Rekha... we've disrupted two-thirds of al Qaeda's cash flow (per NPR's All Things Considered of all sources). We've not suffered another terrorist attack in this country. The people of Afghanistan and Iraq are freer RIGHT NOW than they've been since the British left. They're on the whole happy and optimistic about it. The polls in those two countries overwhelmingly reflect that.

The people who are dejected about this are you and the others who still mourn the passing of the Soviet Union. It's hard seeing your ideology crumbling before your eyes. You get desperate. You write desperate crap like this maudlin attempt to appeal to emotion combined with half-truths and outright lies about the war on Islamic Fascism.

I read this crap. I get riled up before breakfast about it. I then remember that it’s only the Register. Next I think about where I live and what passport I hold. All is good.

Sleep easy Rekha. Those men in Afghanistan and Iraq are serving for you. They fight and die to maintain your constitutional right to write blindly ideological agitprop drivel and get paid for it. Even that (in a bizarre way) makes me proud of who we are and what we are doing right now.

In Iraq and Afghanistan at this very moment your journalistic brothers and sisters have that same right to political expression without the fear of being tossed in a plastic shredder. Why…? Because we have shed our blood and spent our fortune to help them secure it.

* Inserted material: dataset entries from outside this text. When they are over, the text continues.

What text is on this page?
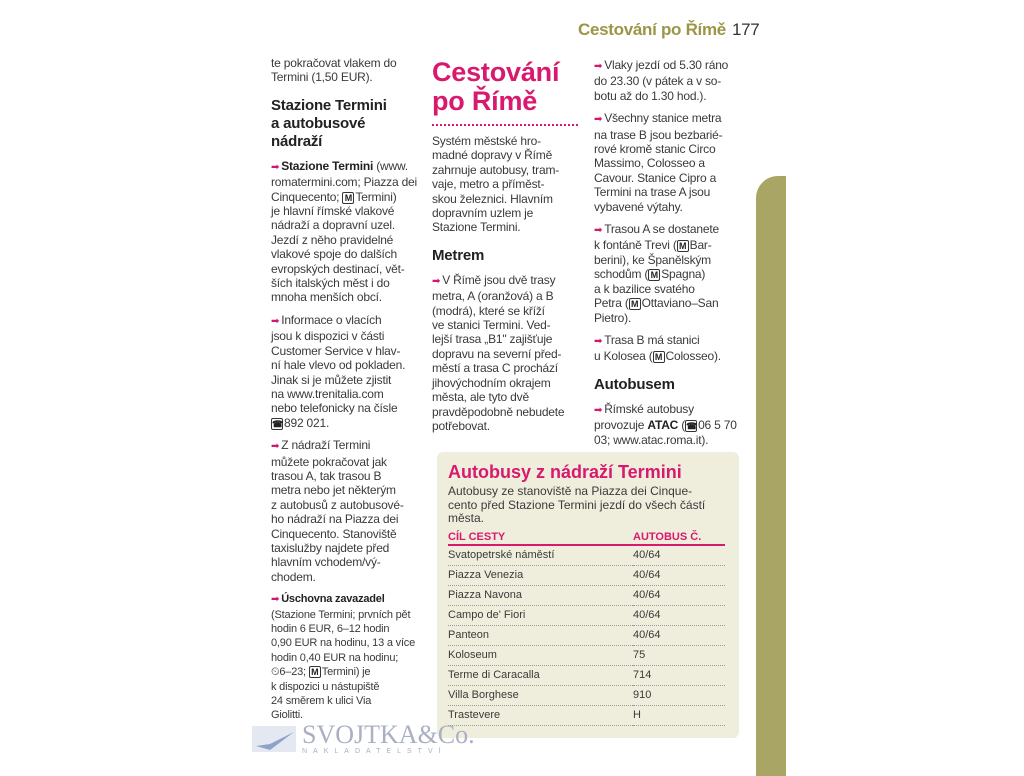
Cestování po Římě 177

te pokračovat vlakem do
Termini (1,50 EUR).

Stazione Termini
a autobusové
nádraží

➡ Stazione Termini (www.
romatermini.com; Piazza dei
Cinquecento; M Termini)
je hlavní římské vlakové
nádraží a dopravní uzel.
Jezdí z něho pravidelné
vlakové spoje do dalších
evropských destinací, vět-
ších italských měst i do
mnoha menších obcí.

➡ Informace o vlacích
jsou k dispozici v části
Customer Service v hlav-
ní hale vlevo od pokladen.
Jinak si je můžete zjistit
na www.trenitalia.com
nebo telefonicky na čísle
☎892 021.

➡ Z nádraží Termini
můžete pokračovat jak
trasou A, tak trasou B
metra nebo jet některým
z autobusů z autobusové-
ho nádraží na Piazza dei
Cinquecento. Stanoviště
taxislužby najdete před
hlavním vchodem/vý-
chodem.

➡ Úschovna zavazadel
(Stazione Termini; prvních pět
hodin 6 EUR, 6–12 hodin
0,90 EUR na hodinu, 13 a více
hodin 0,40 EUR na hodinu;
⏲6–23; M Termini) je
k dispozici u nástupiště
24 směrem k ulici Via
Giolitti.

Cestování
po Římě

Systém městské hro-
madné dopravy v Římě
zahrnuje autobusy, tram-
vaje, metro a příměst-
skou železnici. Hlavním
dopravním uzlem je
Stazione Termini.

Metrem

➡ V Římě jsou dvě trasy
metra, A (oranžová) a B
(modrá), které se kříží
ve stanici Termini. Ved-
lejší trasa „B1" zajišťuje
dopravu na severní před-
městí a trasa C prochází
jihovýchodním okrajem
města, ale tyto dvě
pravděpodobně nebudete
potřebovat.

➡ Vlaky jezdí od 5.30 ráno
do 23.30 (v pátek a v so-
botu až do 1.30 hod.).

➡ Všechny stanice metra
na trase B jsou bezbarié-
rové kromě stanic Circo
Massimo, Colosseo a
Cavour. Stanice Cipro a
Termini na trase A jsou
vybavené výtahy.

➡ Trasou A se dostanete
k fontáně Trevi ( M Bar-
berini), ke Španělským
schodům ( M Spagna)
a k bazilice svatého
Petra ( M Ottaviano–San
Pietro).

➡ Trasa B má stanici
u Kolosea ( M Colosseo).

Autobusem

➡ Římské autobusy
provozuje ATAC (☎06 5 70
03; www.atac.roma.it).

Autobusy z nádraží Termini
Autobusy ze stanoviště na Piazza dei Cinque-
cento před Stazione Termini jezdí do všech částí
města.
CÍL CESTY	AUTOBUS Č.
Svatopetrské náměstí	40/64
Piazza Venezia	40/64
Piazza Navona	40/64
Campo de' Fiori	40/64
Panteon	40/64
Koloseum	75
Terme di Caracalla	714
Villa Borghese	910
Trastevere	H
SVOJTKA&Co.
NAKLADATELSTVÍ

Explore that in your next column Rekha


Update - David Hogberg comes through! Taste cold logic Rekha!!!

Monday, November 17, 2003

Register: Play Nice Now Senators

The Register shows it's even-handed, impartial stance in one of their editorials today:
Declare truce in judicial war

In an ideal world, federal court nominees would be scrutinized purely on strength of intellect, experience and "judicial temperament" rather than left-right ideology. Alas, those days are probably past. But there is a cure for this problem short of having the Senate pull all-nighters: The president could send mainstream conservative nominees over to the Senate, and they will be confirmed. The Democrats have demonstrated how that works by allowing 168 of Bush's nominees to be confirmed while blocking only four.

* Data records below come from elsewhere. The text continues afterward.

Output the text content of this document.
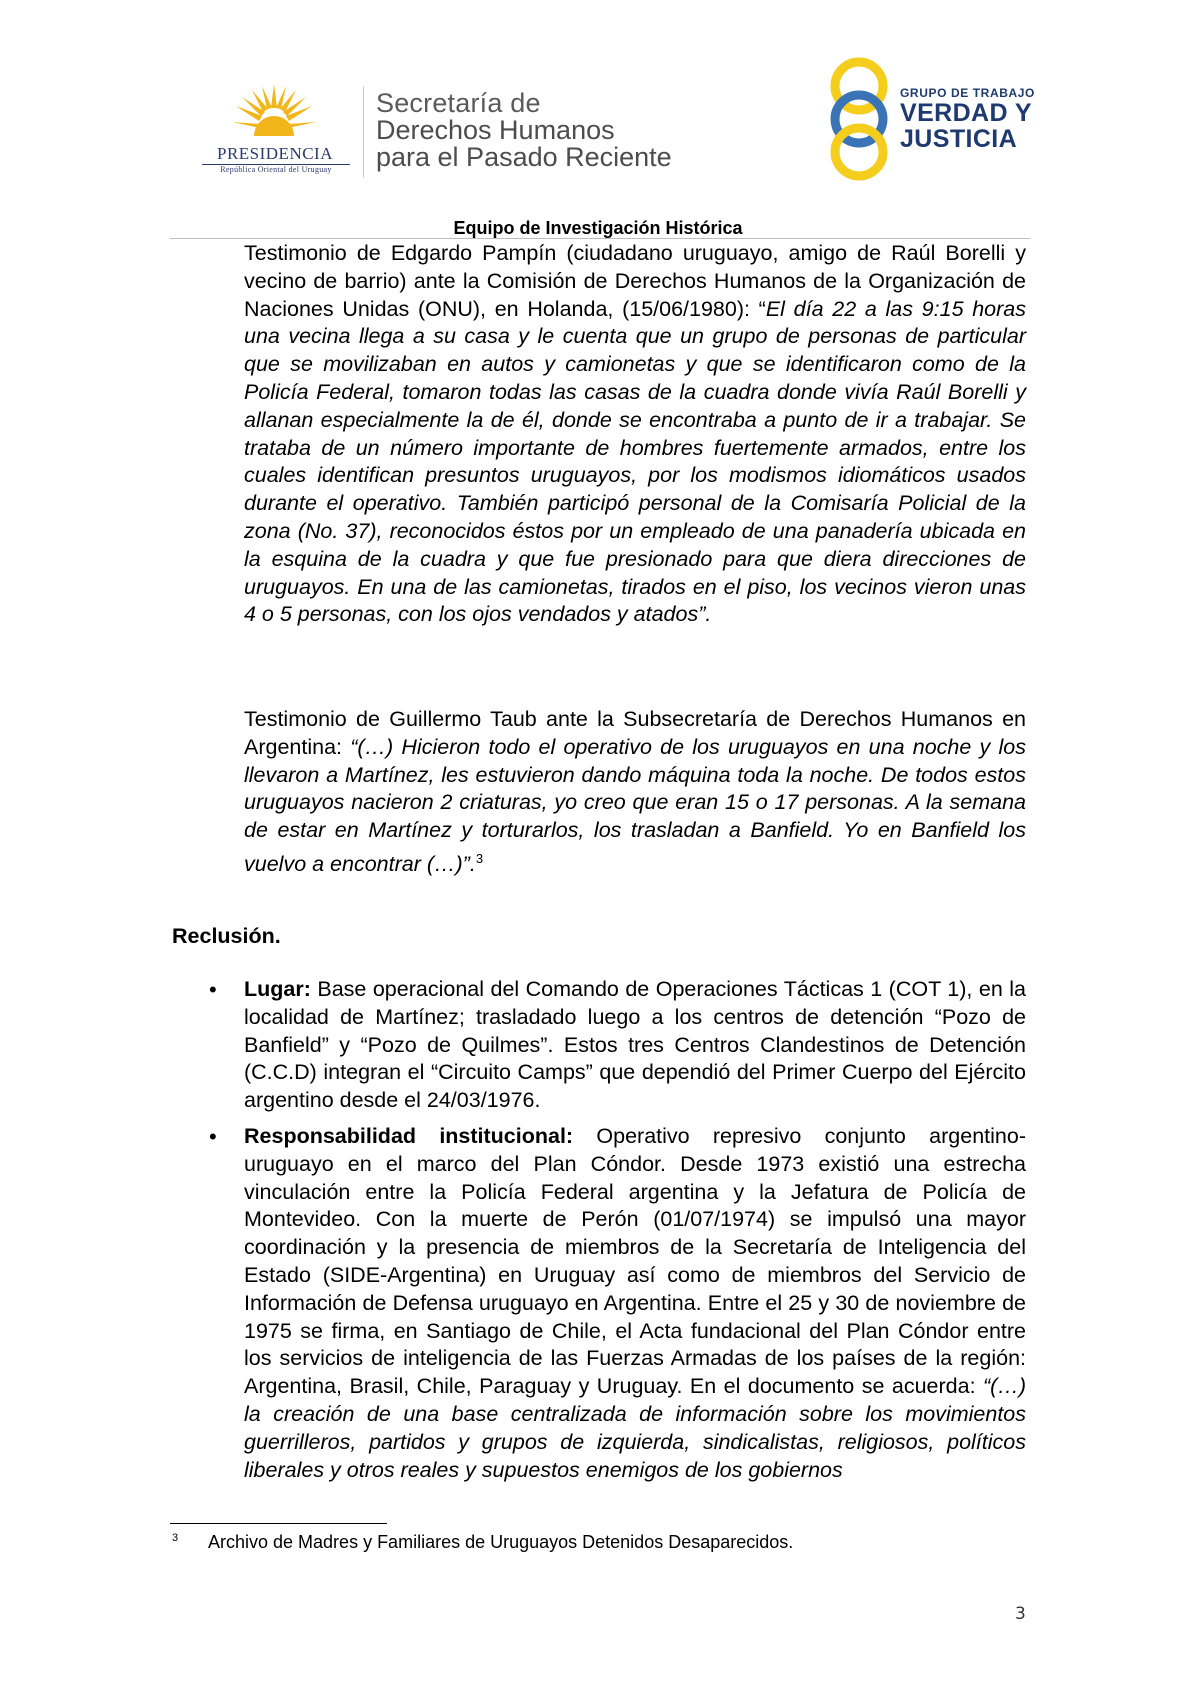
PRESIDENCIA
República Oriental del Uruguay
Secretaría de
Derechos Humanos
para el Pasado Reciente
GRUPO DE TRABAJO
VERDAD Y
JUSTICIA
Equipo de Investigación Histórica
Testimonio de Edgardo Pampín (ciudadano uruguayo, amigo de Raúl Borelli y vecino de barrio) ante la Comisión de Derechos Humanos de la Organización de Naciones Unidas (ONU), en Holanda, (15/06/1980): “El día 22 a las 9:15 horas una vecina llega a su casa y le cuenta que un grupo de personas de particular que se movilizaban en autos y camionetas y que se identificaron como de la Policía Federal, tomaron todas las casas de la cuadra donde vivía Raúl Borelli y allanan especialmente la de él, donde se encontraba a punto de ir a trabajar. Se trataba de un número importante de hombres fuertemente armados, entre los cuales identifican presuntos uruguayos, por los modismos idiomáticos usados durante el operativo. También participó personal de la Comisaría Policial de la zona (No. 37), reconocidos éstos por un empleado de una panadería ubicada en la esquina de la cuadra y que fue presionado para que diera direcciones de uruguayos. En una de las camionetas, tirados en el piso, los vecinos vieron unas 4 o 5 personas, con los ojos vendados y atados”.
Testimonio de Guillermo Taub ante la Subsecretaría de Derechos Humanos en Argentina: “(…) Hicieron todo el operativo de los uruguayos en una noche y los llevaron a Martínez, les estuvieron dando máquina toda la noche. De todos estos uruguayos nacieron 2 criaturas, yo creo que eran 15 o 17 personas. A la semana de estar en Martínez y torturarlos, los trasladan a Banfield. Yo en Banfield los vuelvo a encontrar (…)”.$^3$
Reclusión.
• Lugar: Base operacional del Comando de Operaciones Tácticas 1 (COT 1), en la localidad de Martínez; trasladado luego a los centros de detención “Pozo de Banfield” y “Pozo de Quilmes”. Estos tres Centros Clandestinos de Detención (C.C.D) integran el “Circuito Camps” que dependió del Primer Cuerpo del Ejército argentino desde el 24/03/1976.
• Responsabilidad institucional: Operativo represivo conjunto argentino-uruguayo en el marco del Plan Cóndor. Desde 1973 existió una estrecha vinculación entre la Policía Federal argentina y la Jefatura de Policía de Montevideo. Con la muerte de Perón (01/07/1974) se impulsó una mayor coordinación y la presencia de miembros de la Secretaría de Inteligencia del Estado (SIDE-Argentina) en Uruguay así como de miembros del Servicio de Información de Defensa uruguayo en Argentina. Entre el 25 y 30 de noviembre de 1975 se firma, en Santiago de Chile, el Acta fundacional del Plan Cóndor entre los servicios de inteligencia de las Fuerzas Armadas de los países de la región: Argentina, Brasil, Chile, Paraguay y Uruguay. En el documento se acuerda: “(…) la creación de una base centralizada de información sobre los movimientos guerrilleros, partidos y grupos de izquierda, sindicalistas, religiosos, políticos liberales y otros reales y supuestos enemigos de los gobiernos
3 Archivo de Madres y Familiares de Uruguayos Detenidos Desaparecidos.
3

"Alas, those days are probably past."

What a laugh. That ship sailed when judges started making law from the bench. From the 1970's on, a Judicial nominee's political stance, not "intellect, experience and judicial temperament", became THE critical litmus test for approval. Both parties realize this.

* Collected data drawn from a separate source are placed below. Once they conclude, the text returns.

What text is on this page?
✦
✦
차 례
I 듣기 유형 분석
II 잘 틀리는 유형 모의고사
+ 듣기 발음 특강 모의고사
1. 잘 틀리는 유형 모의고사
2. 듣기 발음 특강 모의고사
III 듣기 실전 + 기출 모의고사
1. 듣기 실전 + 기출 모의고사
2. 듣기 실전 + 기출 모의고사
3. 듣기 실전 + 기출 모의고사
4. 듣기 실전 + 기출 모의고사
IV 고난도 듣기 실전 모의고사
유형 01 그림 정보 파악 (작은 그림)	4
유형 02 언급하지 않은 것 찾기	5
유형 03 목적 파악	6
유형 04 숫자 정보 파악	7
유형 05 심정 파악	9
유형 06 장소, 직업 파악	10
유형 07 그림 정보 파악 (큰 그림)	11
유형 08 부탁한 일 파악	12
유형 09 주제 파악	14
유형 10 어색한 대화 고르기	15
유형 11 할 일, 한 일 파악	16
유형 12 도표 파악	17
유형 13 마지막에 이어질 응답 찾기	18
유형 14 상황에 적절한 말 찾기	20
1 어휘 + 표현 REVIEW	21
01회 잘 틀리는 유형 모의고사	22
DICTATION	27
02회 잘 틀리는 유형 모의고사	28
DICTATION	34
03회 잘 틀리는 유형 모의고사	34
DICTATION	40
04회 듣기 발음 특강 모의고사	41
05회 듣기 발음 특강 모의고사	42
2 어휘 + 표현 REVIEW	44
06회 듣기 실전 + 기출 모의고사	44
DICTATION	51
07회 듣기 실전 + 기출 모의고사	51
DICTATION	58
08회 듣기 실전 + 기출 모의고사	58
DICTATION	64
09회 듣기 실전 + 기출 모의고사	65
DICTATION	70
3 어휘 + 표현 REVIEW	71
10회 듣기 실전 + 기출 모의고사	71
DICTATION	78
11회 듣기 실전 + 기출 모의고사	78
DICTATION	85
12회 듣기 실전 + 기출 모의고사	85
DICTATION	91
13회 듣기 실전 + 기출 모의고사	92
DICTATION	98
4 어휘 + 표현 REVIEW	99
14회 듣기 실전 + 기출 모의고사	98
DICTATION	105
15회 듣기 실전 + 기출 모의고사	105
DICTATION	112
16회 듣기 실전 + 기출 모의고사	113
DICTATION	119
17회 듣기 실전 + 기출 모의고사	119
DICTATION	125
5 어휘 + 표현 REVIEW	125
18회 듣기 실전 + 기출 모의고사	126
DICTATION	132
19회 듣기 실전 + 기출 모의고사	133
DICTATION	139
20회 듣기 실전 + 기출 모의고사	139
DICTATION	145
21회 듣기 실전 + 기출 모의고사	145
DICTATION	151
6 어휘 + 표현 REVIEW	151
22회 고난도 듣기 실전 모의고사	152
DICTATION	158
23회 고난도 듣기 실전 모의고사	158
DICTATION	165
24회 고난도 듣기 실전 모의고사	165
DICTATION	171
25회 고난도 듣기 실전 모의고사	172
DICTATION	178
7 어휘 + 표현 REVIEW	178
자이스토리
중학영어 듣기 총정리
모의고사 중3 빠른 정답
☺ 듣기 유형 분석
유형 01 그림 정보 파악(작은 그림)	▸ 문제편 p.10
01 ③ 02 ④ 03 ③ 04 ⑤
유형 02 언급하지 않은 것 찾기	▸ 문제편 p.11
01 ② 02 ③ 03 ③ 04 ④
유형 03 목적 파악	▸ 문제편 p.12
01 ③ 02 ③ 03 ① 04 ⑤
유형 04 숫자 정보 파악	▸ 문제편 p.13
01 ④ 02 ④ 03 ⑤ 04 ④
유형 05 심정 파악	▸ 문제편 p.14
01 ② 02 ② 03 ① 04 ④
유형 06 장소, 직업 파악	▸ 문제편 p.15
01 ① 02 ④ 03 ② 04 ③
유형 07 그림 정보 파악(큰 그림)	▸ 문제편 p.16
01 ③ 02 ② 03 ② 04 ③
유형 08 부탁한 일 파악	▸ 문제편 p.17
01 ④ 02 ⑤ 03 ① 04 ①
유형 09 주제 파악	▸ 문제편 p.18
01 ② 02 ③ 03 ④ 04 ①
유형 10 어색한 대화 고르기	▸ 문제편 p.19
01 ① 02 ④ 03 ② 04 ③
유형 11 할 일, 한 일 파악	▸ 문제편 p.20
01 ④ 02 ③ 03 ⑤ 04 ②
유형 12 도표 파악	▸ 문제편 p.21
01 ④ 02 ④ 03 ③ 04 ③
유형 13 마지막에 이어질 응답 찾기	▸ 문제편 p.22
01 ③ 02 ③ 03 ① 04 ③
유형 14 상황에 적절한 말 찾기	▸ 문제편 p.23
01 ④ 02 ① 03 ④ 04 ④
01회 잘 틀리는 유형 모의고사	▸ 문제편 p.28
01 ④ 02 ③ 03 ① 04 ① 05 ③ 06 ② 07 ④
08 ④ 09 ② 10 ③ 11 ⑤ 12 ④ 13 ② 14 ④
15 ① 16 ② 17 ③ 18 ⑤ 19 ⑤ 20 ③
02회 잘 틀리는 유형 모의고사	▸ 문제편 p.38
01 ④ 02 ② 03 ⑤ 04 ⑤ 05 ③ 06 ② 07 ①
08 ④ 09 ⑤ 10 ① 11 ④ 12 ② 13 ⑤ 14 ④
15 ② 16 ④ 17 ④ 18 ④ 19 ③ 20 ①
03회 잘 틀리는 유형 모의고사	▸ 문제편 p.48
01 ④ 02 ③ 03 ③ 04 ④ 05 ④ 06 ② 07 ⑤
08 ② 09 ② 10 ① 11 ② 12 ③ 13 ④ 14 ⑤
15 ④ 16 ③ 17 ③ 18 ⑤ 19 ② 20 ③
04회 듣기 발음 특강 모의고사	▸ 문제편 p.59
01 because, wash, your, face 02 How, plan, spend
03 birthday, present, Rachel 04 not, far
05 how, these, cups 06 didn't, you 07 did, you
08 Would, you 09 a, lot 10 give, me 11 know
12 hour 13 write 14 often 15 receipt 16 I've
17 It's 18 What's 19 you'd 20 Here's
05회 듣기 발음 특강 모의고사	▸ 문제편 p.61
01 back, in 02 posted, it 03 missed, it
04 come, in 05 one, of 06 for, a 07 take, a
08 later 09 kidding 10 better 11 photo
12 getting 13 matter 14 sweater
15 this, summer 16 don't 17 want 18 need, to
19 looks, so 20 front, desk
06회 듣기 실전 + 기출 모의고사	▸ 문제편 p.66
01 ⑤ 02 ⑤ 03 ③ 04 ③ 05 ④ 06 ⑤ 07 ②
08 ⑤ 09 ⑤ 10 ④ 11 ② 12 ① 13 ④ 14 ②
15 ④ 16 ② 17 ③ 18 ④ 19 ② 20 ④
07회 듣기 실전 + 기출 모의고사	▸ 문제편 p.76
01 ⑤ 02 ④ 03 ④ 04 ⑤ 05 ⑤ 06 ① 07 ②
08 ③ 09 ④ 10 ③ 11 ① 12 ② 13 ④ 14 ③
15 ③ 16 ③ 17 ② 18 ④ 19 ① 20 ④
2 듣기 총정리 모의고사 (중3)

I'm going to guess that the Register Editorial Board would LOVE to see more "progressive
, liberal, post modern, internationalist, etc. legislate from the Federal bench. As long as it's liberal-leaning law that spreads wealth around, handcuffs private enterprise and creates more entitlements framed as rights... hey, that's great.

Bah!

Come January 2005... the Democrats may not have the numbers for a filibuster. I hope he re-nominates Janice Rogers Brown!

Sunday, November 16, 2003

NAFTA Bad

Ugherr... NAFTA bad. Union good. Multinational corporation bad. Mexican peasant farmer good. People bad off. No new job. Must stop progress. Go live village. No shop Wallmart. Iowa small town shrink. NAFTA bad! Bolivia privatize water. Price go up. Ugherr... Public good. Private bad. Mexican truck make dirty air. Democrat win 2004. Ross Perot smart. Fire BAD! Rekha write good.